# Steroids on the Simpsons tonight



## Big Dawg (Feb 24, 2008)

Anyone catch it? Was pretty funny. Essentially Marge started weight training, then started "drinking" steroids (different steroids for each body part :laugh and got hyooge. She raped Homer, entered a bbing competition and came 2nd, then declared she was going to take loads more steroids to come in first; I quote, "I didn't give up my period for 2nd place". In the end she goes crazy, destroys Moe's bar and beats up everyone in it, then Homer makes her realise what a monster she's become and she gets off the gear and they live happily ever after.

Basically it played to a few inaccurate perceptions of gear (IE you'll turn into the hulk and destroy anyone who gets in your way and also that steroids come in shake form), but it was quite funny, so I'll let them off. Anyone else see it?


----------



## YoungGun (Mar 30, 2008)

The only one iv'e seen is when millhouse is on gear and gets "roid rage" lmao.

This one sounds pretty funny though:lol:


----------



## solidcecil (Mar 8, 2012)

yeah watched it bofore funny. she gets roid rage in moes and beats everybody up! haha


----------



## MXD (Jan 23, 2008)

Its my fantasy to be raped by an insainly muscular blue haird women.. I will have to check it out ..


----------



## Nelson (Mar 22, 2009)

Saw that one a few months back - sorta recognized myself in a few scenes there... :whistling:


----------



## steelicarus (Jul 24, 2011)

this one

http://wtso.net/movie/321-The%20Simpsons%201409%20The%20Strong%20Arms%20of%20the....html


----------



## Big Dawg (Feb 24, 2008)

I took the liberty of getting hold of some screens for everyone:

Marge at her show










Marge threatening Homer










Marge raping Homer










Marge after destroying Moe's bar due to "roid rage"

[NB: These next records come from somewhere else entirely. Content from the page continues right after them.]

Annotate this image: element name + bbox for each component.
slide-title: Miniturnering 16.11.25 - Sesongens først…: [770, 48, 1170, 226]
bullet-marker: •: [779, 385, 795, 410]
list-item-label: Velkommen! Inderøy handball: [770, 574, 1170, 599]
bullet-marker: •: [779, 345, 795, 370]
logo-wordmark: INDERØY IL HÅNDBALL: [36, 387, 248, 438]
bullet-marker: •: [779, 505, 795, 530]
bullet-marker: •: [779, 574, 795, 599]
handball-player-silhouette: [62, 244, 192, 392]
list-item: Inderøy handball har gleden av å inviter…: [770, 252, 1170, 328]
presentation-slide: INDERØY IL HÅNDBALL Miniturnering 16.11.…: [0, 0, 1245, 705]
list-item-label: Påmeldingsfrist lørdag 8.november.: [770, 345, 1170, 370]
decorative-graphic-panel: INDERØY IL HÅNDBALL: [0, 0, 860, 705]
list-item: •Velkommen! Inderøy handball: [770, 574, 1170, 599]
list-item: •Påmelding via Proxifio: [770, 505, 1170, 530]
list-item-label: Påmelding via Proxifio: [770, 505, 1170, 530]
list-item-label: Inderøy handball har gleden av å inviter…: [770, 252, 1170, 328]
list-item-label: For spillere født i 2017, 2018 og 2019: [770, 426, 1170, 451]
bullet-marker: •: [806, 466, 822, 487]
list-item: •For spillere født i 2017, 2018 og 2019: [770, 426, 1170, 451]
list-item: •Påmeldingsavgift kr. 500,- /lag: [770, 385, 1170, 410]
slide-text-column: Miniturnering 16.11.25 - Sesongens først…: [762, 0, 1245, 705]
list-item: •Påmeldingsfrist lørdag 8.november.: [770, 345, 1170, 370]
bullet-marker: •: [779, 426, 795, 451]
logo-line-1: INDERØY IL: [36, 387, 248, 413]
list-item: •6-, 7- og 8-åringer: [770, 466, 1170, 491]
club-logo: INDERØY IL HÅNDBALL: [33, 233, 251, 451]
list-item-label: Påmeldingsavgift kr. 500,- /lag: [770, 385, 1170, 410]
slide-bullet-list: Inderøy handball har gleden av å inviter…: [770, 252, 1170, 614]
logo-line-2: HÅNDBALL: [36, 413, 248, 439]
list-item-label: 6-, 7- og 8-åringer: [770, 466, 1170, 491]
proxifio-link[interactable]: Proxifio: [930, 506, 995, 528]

Link here if you want to watch: http://www.watchtvsitcoms.com/Simpsons/S14E09.php


----------



## Big Dawg (Feb 24, 2008)

Bump just in case anyone else happened to see it


----------



## Guest (Apr 16, 2009)

Yeah i saw this a couple of years ago, very typical media BS about gear but it was funny i will admit.


----------



## evad (Mar 17, 2008)

YoungGun said:


> The only one iv'e seen is when millhouse is on gear and gets "roid rage" lmao.
> 
> This one sounds pretty funny though:lol:


that ones great, the one where he keeps doing squats and goes on about the calves being the hardest part to gain mass :lol:

the marge one was great, seen it a few times, still makes me laugh


----------



## offo (Apr 10, 2006)

everytime a cartoon takes the rip out of steds it always gets posted on here without fail the simpsons family guy take the **** out of everything and exagerate everything of course its not gnna be an accurate of gear is it haha  :S Why so bothered if it is steds :S

it was a good episode but have seen it like 6 times including yesterday lol 

i think i saw an episode when stewie from family guy was on steds :S cant be 100% sure though


----------



## Mr Brown (Mar 20, 2007)

My favorite is South Park when Jimmy is taking them for the special olympics and beats the living crap out of his girlfriend. I LOVE south park haha


----------



## marclee0988 (Mar 11, 2009)

hahaha i love when homer says in the end: I miss being your burning hunk of flaby love lol


----------



## Stone (Jul 25, 2005)

cheers for the link, will watch it now.


----------



## cecil_sensation (Jan 26, 2009)

yh it was dead funny, she was a monster lol. she threw a juke box over disco's stu's head, that made me chuckle lol


----------